Medication non-adherence is associated with chronic disease and complex medication schedules, and Parkinson’s disease (PD) patients also frequently have cognitive impairments that may interfere with effective medication management. The current study quantitatively assessed the medication management skills of PD patients and probed the neurocognitive underpinnings and clinical correlates of this skill. A total of 26 men with PD completed a neuropsychological battery and a modified version of the Hopkins Medication Schedule (HMS), a standard test of a person’s ability to understand and implement a routine prescription medication.
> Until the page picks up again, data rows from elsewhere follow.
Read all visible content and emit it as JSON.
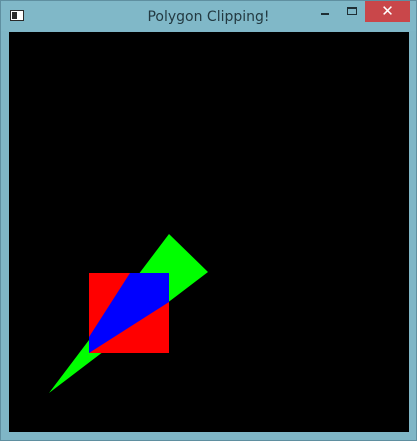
{
  "window": {
    "title": "Polygon Clipping!",
    "icons": {
      "app": "app-window-icon",
      "minimize": "minimize-icon",
      "maximize": "maximize-icon",
      "close": "close-icon"
    },
    "close_glyph": "✕",
    "colors": {
      "frame": "#80b8c8",
      "close_button": "#c9474a"
    }
  },
  "canvas": {
    "background": "#000000",
    "shapes": [
      {
        "name": "subject-triangle",
        "color": "#00ff00"
      },
      {
        "name": "clip-square",
        "color": "#ff0000"
      },
      {
        "name": "clipped-region",
        "color": "#0000ff"
      }
    ]
  }
}
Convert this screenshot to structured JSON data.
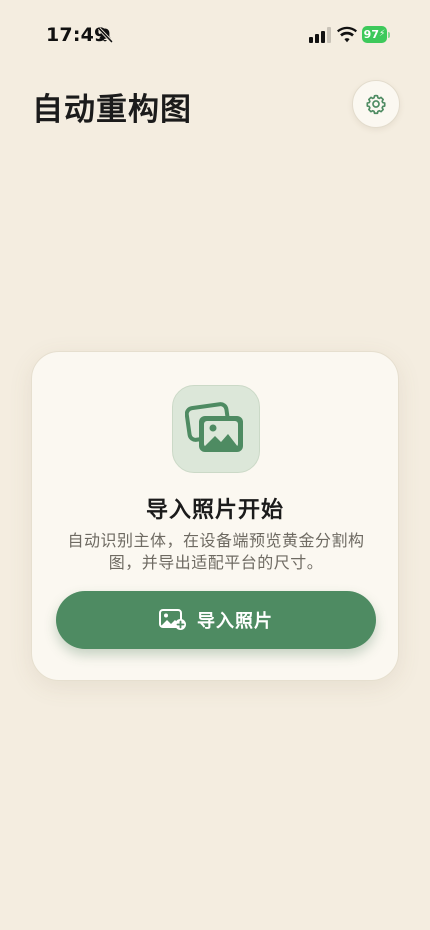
{
  "status_bar": {
    "time": "17:49",
    "battery_level": "97",
    "icons": [
      "bell-slash-icon",
      "signal-icon",
      "wifi-icon",
      "battery-icon"
    ]
  },
  "header": {
    "title": "自动重构图",
    "settings_icon": "gear-icon"
  },
  "empty_state": {
    "icon": "photos-icon",
    "title": "导入照片开始",
    "description": "自动识别主体，在设备端预览黄金分割构图，并导出适配平台的尺寸。",
    "button_label": "导入照片",
    "button_icon": "photo-add-icon"
  },
  "colors": {
    "background": "#F4EDE0",
    "card": "#FBF8F1",
    "accent": "#4E8B62",
    "icon_tile": "#DCE7D9",
    "battery": "#3DC95B"
  }
}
Estimated adherence rates from performance on the HMS were low. Memory, executive functioning, and processing speed were strongly related to different components of the HMS. A range of neuropsychological abilities is associated with the ability to understand and implement a medication schedule and pillbox in individuals with PD.
Keywords: Parkinson’s disease, Medication management, Instrumental activities of daily living, Aging
Medication adherence is defined as the extent to which patients take medications as prescribed (Osterberg & Blaschke, 2005). Medication adherence requires successful medication management; that is, the ability to develop, schedule, and implement a plan to take medications, as well as to remember if medications have been taken and when to take them (Steinman & Hanlon, 2010). Cognitive correlates of successful medication adherence have been noted to include verbal memory and cognitive flexibility. Even mild deficits in these cognitive abilities are associated with non-adherence in community-dwelling older adults (Carlson, Fried, Xue, Tekwe, & Brandt, 2005; Hayes, Larimer, Adami, & Kaye, 2009). Medication non-adherence is also associated with chronic disease and complex medication schedules (Doggrell, 2010).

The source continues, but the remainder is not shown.